• Quick Refresher Course: how the teams are ranked

    From The NOTBCS Guy@21:1/5 to All on Sat Dec 3 13:14:46 2022
    First, the 13 committee members each choose 30 teams; the ones chosen by at least 3 members are eligible to be ranked.
    Next, each member chooses 6 schools; the 6 chosen by the most members are then ranked 1-6 by each member, and the three with the best average ranking are the #1-3 ranked teams.
    They then choose 6 schools again; the top 3 are added to the 3 left over from the first round, and these six are ranked 1-6 by each member, with the three with the best average ranking being the #4-6 ranked teams.
    This keeps going, but who cares, except maybe for determining (assuming Georgia beats LSU) which of LSU and Tennessee end up in the Orange, and whether the other or, maybe, USC gets into the Cotton.
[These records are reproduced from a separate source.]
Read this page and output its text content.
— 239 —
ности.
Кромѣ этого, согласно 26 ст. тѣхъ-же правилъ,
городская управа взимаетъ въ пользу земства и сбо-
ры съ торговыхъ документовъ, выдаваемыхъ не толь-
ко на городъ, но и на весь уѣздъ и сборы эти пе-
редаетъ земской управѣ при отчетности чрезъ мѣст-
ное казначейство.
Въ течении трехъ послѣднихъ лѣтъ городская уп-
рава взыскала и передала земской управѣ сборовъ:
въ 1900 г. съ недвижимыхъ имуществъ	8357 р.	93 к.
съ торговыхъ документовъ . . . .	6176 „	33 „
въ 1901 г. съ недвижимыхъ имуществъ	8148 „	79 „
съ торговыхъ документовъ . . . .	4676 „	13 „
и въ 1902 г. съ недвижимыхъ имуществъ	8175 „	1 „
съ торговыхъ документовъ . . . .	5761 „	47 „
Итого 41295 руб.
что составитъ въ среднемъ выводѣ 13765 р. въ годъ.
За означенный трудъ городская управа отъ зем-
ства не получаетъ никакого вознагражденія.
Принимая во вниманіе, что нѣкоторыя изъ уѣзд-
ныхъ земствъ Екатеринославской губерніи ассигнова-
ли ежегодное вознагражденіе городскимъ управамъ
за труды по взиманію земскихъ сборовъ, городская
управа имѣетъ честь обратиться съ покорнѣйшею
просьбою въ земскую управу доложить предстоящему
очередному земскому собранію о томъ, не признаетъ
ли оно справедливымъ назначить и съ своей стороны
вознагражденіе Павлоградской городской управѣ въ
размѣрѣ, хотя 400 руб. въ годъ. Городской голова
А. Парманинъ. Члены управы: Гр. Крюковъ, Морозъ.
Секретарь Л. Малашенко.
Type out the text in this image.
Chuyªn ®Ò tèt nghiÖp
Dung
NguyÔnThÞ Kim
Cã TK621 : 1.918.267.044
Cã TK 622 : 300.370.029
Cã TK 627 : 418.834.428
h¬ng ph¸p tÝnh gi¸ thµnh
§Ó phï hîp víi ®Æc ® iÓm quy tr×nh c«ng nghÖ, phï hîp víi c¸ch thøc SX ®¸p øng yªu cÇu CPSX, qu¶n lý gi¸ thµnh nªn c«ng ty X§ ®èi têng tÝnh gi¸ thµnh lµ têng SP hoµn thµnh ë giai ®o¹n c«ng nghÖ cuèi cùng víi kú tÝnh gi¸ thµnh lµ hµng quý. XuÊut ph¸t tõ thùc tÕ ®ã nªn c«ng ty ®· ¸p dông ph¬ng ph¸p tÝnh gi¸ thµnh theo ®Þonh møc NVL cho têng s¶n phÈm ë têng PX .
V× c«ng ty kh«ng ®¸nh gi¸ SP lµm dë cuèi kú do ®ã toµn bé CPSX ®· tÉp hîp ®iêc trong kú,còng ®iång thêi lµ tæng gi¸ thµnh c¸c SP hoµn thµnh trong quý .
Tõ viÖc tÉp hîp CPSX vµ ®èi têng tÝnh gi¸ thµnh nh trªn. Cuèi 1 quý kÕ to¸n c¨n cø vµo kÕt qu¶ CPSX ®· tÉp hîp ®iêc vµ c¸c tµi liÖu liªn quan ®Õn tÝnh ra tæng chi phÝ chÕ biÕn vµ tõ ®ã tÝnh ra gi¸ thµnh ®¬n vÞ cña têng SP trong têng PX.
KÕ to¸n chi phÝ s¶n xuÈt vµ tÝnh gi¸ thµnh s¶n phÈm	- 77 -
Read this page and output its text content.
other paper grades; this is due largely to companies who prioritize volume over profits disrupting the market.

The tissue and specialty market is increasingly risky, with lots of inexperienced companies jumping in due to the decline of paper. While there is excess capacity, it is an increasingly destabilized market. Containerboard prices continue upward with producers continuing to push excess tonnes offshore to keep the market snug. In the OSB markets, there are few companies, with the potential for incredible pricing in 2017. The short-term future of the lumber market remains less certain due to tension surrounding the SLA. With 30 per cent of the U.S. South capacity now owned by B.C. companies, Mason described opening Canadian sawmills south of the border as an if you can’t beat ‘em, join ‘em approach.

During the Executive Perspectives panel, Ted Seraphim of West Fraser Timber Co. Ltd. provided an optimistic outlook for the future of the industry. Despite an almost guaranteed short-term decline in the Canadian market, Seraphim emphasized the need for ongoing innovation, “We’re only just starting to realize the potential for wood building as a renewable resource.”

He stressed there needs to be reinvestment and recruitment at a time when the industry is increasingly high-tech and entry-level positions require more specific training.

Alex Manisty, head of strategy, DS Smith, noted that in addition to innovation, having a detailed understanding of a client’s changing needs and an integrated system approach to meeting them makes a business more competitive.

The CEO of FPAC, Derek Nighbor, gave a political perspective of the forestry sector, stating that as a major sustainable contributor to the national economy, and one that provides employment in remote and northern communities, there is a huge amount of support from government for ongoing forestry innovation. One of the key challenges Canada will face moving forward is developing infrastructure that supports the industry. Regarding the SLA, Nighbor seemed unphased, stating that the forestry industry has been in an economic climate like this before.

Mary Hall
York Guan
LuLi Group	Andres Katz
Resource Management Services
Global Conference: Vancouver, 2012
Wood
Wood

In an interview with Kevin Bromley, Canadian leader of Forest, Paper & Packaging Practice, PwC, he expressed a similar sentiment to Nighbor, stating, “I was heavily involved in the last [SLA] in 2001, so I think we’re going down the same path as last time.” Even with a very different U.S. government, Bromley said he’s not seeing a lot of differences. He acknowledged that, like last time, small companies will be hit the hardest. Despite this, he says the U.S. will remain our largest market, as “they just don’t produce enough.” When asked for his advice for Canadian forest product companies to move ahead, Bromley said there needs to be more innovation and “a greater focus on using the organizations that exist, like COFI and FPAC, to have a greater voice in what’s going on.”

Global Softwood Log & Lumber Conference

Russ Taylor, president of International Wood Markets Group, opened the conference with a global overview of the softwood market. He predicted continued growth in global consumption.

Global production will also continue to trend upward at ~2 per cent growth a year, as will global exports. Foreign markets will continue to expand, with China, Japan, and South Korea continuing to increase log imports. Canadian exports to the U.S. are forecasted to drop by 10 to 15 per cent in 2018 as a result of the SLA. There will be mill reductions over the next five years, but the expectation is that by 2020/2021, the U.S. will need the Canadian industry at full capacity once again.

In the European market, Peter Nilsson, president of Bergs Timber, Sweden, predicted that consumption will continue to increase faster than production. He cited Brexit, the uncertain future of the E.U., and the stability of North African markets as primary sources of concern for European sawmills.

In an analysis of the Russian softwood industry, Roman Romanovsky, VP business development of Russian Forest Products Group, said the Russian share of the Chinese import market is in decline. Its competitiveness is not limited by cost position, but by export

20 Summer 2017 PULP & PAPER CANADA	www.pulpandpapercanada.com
    Note that Michigan's AD cannot be part of any vote where Michigan is one of the teams involved - including, for example, the vote to rank the top three teams.

    --- SoupGate-Win32 v1.05
    * Origin: fsxNet Usenet Gateway (21:1/5)
  • From Michael Falkner@21:1/5 to All on Sat Dec 3 13:21:52 2022
    I don't think that's what a lot of us are looking at right now, because I think you could easily be seeing an NINE FOR TWO scenario at this point...

    Utah and K State as conference champs.
    Ohio State as the highest ranked team not to lose today yet.
    Clemson could enter the concept with a win tonight.
    USC is almost certainly out, but the TCU loss complicates it.
    And then Alabama and Tennessee waiting in the wings (if you're going to take Alabama, then why not consider Tennessee because of the victory HTH?)...
    And Penn State is ranked in there as well.

    Even if Georgia and Michigan win, there are now NINE TEAMS which can make somewhat of a case for inclusion, and all (except maybe Clemson (and Ohio State if Michigan rolls Purdue)) have serious blemishes.